They moved as a unit out of the shower, the stream still running down the drain. The Doctor kissed him hungrily, vaguely disturbed by the warm tingle that he knew came straight from Jack and not from any lust or desire. Into another room and onto a bed, his hands never stopped touching the man. He'd been honest about no absolution. He wasn't a priest- nor was he resolutely celibate. Now that Jack wasn't traveling with him, his own staunch rules didn't apply. He'd often wondered what it would be like to take Jack up on one of the suggestions. Now he knew. The man wasn't so wrong as he'd once thought.

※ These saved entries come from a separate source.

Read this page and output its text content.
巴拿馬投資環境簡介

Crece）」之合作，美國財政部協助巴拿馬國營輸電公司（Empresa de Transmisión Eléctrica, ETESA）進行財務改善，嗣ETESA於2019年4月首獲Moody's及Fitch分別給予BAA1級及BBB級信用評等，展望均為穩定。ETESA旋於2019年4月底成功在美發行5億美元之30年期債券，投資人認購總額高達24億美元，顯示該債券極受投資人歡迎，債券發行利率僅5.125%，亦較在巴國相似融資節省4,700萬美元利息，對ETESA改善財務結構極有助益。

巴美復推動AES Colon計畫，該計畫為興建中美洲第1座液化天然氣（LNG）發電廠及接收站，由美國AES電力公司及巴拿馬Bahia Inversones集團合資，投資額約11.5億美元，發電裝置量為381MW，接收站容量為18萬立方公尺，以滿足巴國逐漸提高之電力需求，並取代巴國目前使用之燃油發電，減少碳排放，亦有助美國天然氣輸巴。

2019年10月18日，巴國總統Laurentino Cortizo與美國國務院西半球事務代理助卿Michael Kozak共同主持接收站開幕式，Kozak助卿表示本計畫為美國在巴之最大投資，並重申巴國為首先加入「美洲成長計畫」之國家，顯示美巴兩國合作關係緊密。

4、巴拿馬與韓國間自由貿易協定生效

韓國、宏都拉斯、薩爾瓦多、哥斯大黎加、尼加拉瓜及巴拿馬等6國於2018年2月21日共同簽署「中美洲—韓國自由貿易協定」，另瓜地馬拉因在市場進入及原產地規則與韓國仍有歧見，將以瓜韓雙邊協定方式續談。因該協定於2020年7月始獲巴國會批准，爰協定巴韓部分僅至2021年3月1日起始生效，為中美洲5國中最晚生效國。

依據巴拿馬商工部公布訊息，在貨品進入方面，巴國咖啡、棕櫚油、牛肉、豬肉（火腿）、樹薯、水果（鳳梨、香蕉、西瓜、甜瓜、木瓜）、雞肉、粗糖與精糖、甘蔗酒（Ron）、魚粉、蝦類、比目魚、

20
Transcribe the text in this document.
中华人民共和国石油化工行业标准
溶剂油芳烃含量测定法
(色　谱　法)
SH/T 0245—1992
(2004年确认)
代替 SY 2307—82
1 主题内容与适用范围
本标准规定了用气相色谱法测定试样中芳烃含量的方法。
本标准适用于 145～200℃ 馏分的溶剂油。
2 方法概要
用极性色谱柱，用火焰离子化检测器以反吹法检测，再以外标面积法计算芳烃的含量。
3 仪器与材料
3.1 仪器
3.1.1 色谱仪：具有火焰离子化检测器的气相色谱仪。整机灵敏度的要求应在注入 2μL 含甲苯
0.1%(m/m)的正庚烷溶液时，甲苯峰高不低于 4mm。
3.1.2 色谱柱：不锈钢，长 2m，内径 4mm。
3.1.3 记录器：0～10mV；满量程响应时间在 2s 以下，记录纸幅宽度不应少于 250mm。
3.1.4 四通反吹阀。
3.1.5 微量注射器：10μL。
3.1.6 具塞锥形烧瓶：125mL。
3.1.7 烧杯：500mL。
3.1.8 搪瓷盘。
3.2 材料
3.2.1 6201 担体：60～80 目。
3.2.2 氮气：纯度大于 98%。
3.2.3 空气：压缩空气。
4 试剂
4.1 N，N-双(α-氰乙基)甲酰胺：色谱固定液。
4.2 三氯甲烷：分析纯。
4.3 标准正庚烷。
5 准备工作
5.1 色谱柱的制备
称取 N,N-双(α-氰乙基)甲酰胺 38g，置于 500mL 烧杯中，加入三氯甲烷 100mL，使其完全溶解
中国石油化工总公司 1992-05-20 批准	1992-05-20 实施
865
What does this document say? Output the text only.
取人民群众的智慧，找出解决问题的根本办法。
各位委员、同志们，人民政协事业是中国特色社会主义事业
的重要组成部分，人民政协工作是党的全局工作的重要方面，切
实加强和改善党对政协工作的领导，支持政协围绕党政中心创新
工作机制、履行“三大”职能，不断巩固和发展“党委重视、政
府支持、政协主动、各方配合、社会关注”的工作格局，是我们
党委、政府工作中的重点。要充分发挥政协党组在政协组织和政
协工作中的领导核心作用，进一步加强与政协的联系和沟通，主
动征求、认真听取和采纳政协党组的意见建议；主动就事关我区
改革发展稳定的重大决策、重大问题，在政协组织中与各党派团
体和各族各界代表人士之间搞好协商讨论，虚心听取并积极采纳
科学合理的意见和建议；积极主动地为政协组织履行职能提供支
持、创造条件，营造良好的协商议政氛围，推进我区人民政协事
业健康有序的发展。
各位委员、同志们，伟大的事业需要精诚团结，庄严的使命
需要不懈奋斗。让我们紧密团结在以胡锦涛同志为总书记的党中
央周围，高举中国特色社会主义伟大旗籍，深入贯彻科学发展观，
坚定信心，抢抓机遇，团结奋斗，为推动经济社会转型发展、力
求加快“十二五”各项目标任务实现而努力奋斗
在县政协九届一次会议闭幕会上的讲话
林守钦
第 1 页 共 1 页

Jack was willing and continued to cling, his hips rocking forward into the Doctor's grip. He gasped, arched, writhed. He was sure he was losing his mind. He craved speed; he wanted to feel alive. The Doctor picked up on it and shifted. He made quick work of preparing the man and it wasn't long before he was driving into him, gasping at the feeling of him. He wasn't a priest, but it had been so long. He hated the base, primitive idea of using sex to forge a connection, but right now, it seemed, it was what they both needed.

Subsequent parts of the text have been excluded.